Het zwermen zullen we eens wat nader gaan bekijken. De vermoedelijke oorzaak is: een teveel aan jonge bijen in Mei-Juni (en later nog eens in Juli-Augustus). Nu noemt men de korf-imker ook wel zwerm-imker. Hij zal in het voorjaar zijn volken liefst zo spoedig mogelijk op zwermhoogte brengen, terwijl de kastimker van dat zwermen juist niets moet hebben en zijn volken spoedig op vlieghoogte zal proberen te brengen, opdat bij gunstig weer een groot leger vliegbijen, haalbijen, haar nuttige arbeid voor den eigenaar zal kunnen verrichten. Onder deze groep imkers, de kast-imkers, moet dus ook de fruitkweker-imker geschaard worden. Hoe zal deze, die reeds tevreden is, als zijn nijvere arbeidsters voldoende bestuiving hebben teweeggebracht, nu na de bloei zijn bijtjes hebben te behandelen?

Omstreeks half Mei, soms wat vroeger, dikwijls ook later, zal de zwermdrift op gaan treden. Voor de kweker is het van grote betekenis, dat dit niet gebeurt vóór het einde van de bloei, want haaldrift en zwermdrift gaan niet samen en zolang er bloesems in de boomgaard zijn, moet het bevliegen ervan zo intensief mogelijk gebeuren. In 't algemeen wordt het zwermen uitgesteld door 't tijdig geven van meer ruimte, d.w.z. bij korven door het randen en bij kasten o.a. door het inhangen van de honingzolder. Er zijn voor zwermverhindering of zwermen uitstellen tal van methode's, zowel eenvoudige als ingewikkelde.
Heeft men een geknipte koningin, dan zal de eerste zwerm wel afkomen, maar daar de koningin niet kan vliegen, komt de zwerm op de kast terug. Is deze koningin nog jong, dan kan men alle koninginnedoppen uitsnijden. Ook kan men, bij een niet geknipte koningin, de eerste zwerm laten afkomen, deze scheppen, en na alle doppen te hebben verwijderd (en de darren gekopt) weer aan het volk teruggeven.

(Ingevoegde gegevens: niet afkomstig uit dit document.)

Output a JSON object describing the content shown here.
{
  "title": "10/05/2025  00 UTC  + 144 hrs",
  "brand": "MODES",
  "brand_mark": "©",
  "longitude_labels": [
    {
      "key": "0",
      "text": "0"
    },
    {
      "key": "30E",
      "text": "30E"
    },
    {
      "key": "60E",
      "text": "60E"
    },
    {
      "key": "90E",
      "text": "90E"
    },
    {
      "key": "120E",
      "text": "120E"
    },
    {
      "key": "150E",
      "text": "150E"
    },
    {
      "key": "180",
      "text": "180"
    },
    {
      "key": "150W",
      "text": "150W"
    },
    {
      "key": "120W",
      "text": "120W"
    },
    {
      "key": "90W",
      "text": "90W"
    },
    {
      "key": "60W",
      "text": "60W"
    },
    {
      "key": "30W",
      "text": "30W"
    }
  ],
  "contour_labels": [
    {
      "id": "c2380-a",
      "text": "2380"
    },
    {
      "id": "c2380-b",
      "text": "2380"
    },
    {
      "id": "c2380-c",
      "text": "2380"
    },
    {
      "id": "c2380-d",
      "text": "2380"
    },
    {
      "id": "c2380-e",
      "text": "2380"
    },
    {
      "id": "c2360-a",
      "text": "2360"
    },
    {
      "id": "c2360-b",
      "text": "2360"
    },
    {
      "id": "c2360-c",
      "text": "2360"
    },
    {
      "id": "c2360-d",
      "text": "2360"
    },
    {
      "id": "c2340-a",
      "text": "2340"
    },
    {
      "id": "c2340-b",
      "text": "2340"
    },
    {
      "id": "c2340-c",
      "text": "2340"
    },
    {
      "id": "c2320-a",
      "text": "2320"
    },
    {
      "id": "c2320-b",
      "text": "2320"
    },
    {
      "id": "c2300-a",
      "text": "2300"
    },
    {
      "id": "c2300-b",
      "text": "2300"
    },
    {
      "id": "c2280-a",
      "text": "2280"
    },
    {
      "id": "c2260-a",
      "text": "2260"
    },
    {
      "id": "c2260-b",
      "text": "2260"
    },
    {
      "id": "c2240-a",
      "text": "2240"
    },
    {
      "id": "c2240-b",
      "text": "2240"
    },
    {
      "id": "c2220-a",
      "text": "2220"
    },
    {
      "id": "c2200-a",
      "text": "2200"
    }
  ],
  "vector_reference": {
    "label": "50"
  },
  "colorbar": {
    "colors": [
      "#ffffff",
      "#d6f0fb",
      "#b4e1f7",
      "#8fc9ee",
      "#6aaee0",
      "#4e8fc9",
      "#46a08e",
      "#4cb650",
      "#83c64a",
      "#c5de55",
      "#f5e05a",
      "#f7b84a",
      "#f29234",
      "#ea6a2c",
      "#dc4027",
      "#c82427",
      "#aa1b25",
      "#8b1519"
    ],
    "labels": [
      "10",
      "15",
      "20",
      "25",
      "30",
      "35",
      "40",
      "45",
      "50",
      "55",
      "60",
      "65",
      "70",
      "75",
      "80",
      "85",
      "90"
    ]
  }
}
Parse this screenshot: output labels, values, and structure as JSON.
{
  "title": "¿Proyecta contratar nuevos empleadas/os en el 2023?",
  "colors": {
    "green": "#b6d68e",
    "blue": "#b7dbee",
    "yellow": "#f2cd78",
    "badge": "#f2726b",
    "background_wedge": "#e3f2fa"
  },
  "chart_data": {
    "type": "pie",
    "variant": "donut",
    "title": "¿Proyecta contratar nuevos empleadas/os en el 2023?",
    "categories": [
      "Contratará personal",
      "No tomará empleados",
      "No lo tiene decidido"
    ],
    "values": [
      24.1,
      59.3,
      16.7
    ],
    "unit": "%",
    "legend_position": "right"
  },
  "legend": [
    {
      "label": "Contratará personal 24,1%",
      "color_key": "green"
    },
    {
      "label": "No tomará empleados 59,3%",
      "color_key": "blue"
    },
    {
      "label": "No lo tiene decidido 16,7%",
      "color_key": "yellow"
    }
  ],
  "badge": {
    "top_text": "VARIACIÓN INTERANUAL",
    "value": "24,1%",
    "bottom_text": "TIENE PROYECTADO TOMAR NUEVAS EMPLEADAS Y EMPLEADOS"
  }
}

Wil men uitbreiden, dan wordt de eerste zwerm op een nieuwe kast gedaan en b.v. op de plaats der oude gezet, welke dan niet licht meer zal zwermen, omdat hij alle vliegbijen verliest. Ook kan men de nieuwe kast een nieuwe plaats geven, na 8 à 9 dagen de oude kast beluisteren en als men hoort tuten 's avonds na 5 uur alle raampjes afvegen, alle doppen uitsnijden en de afgeveegde bijen met de jonge koningin weer op de kast doen.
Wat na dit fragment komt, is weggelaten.